Apricot trees are grown for their delicious fruit and beautiful spring blooms. The delicate nature of the blooms with relation to their low cold tolerance often means tree growers do not see crops annually. Some trees only produce fruit every third to fifth year because of the climate they are in. Fertilizer will not help with this problem but can help once you know your tree has set fruit.
Description of Apricot Trees
The apricot tree is a deciduous tree that is easy to grow. Its fruit, the apricot, is a stone-bearing fruit like peaches and plums. Apricot trees have a quick rate of growth and live an average of 20 to 30 years. They are self-pollinating which means they do not need another tree nearby to pollinate the flowers. The flowers and buds are highly susceptible to cold and frost damage.
Fertilizer When Planting
When planting the apricot tree, the first thing to consider is the pH of the soil. The pH should be between 6.0 and 6.5. A soil test can reveal your pH. A starter fertilizer mixed with water or some bone meal can be added to the planting hole. Regular fertilizer should not be added at this time as it is too strong for the young apricot tree.
Fertilizing First Year Trees
After planting, wait 3 weeks or until rains have caused the soil to settle fully around the tree. Use a general purpose fertilizer 10-10-10. Spread ½ pound around the apricot tree about 18 to 24 inches away from the trunk. Too much fertilizer or fertilizer applied too close to the tree can cause fertilizer burn.
Fertilizing in Subsequent Years
Measure the diameter of the trunk one foot above ground level. For every inch of diameter, use one pound of 10-10-10 fertilizer. Apply at a distance of 18 to 24 inches from the trunk. Alternately, you may wish to spread a 6 inch band of calcium nitrate at a rate of 2/3 pound per inch of trunk diameter within the drip line of the trees branches and broadcast ½ pound per inch of trunk diameter a mix of sulfate of potash-magnesia (sul-po-mag). Apply ½ the dose in April and the other half in May.

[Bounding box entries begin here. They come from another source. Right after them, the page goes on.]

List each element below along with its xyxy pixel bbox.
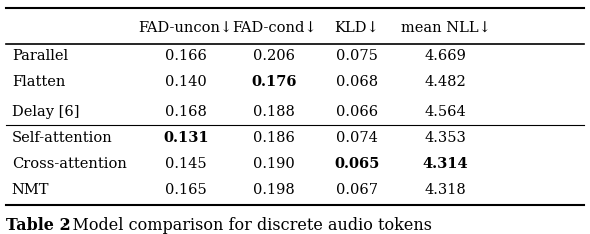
- Text: FAD-cond↓: FAD-cond↓: [232, 20, 317, 34]
- Text: 4.353: 4.353: [425, 131, 466, 145]
- Text: 0.186: 0.186: [254, 131, 295, 145]
- Text: 0.131: 0.131: [163, 131, 209, 145]
- Text: 0.066: 0.066: [336, 105, 378, 119]
- Text: KLD↓: KLD↓: [335, 20, 379, 34]
- Text: 4.482: 4.482: [425, 75, 466, 89]
- Text: Cross-attention: Cross-attention: [12, 157, 127, 171]
- Text: Self-attention: Self-attention: [12, 131, 113, 145]
- Text: 0.198: 0.198: [254, 183, 295, 197]
- Text: 0.168: 0.168: [165, 105, 206, 119]
- Text: mean NLL↓: mean NLL↓: [401, 20, 490, 34]
- Text: 4.314: 4.314: [422, 157, 468, 171]
- Text: Parallel: Parallel: [12, 49, 68, 63]
- Text: FAD-uncon↓: FAD-uncon↓: [139, 20, 233, 34]
- Text: Flatten: Flatten: [12, 75, 65, 89]
- Text: 0.067: 0.067: [336, 183, 378, 197]
- Text: 4.564: 4.564: [425, 105, 466, 119]
- Text: 0.075: 0.075: [336, 49, 378, 63]
- Text: 0.166: 0.166: [165, 49, 206, 63]
- Text: : Model comparison for discrete audio tokens: : Model comparison for discrete audio to…: [62, 216, 432, 234]
- Text: Delay [6]: Delay [6]: [12, 105, 79, 119]
- Text: 0.145: 0.145: [165, 157, 206, 171]
- Text: 4.318: 4.318: [425, 183, 466, 197]
- Text: Table 2: Table 2: [6, 216, 71, 234]
- Text: 0.165: 0.165: [165, 183, 206, 197]
- Text: 0.065: 0.065: [335, 157, 379, 171]
- Text: 0.074: 0.074: [336, 131, 378, 145]
- Text: 0.068: 0.068: [336, 75, 378, 89]
- Text: NMT: NMT: [12, 183, 50, 197]
- Text: 4.669: 4.669: [425, 49, 466, 63]
- Text: 0.206: 0.206: [253, 49, 296, 63]
- Text: 0.140: 0.140: [165, 75, 206, 89]
- Text: 0.190: 0.190: [254, 157, 295, 171]
- Text: 0.188: 0.188: [254, 105, 295, 119]
- Text: 0.176: 0.176: [251, 75, 297, 89]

The above recommendations should be followed if the tree is setting fruit. If the tree is not setting fruit, do not add fertilizer. The lack of fruit is not necessarily a sign of low soil nutrients but could be the result of a spring frost that damaged the flowers or young fruit. Wait until the following spring to see if the tree bears fruit. If it does not, a soil test may help determine if the problem is nutritional.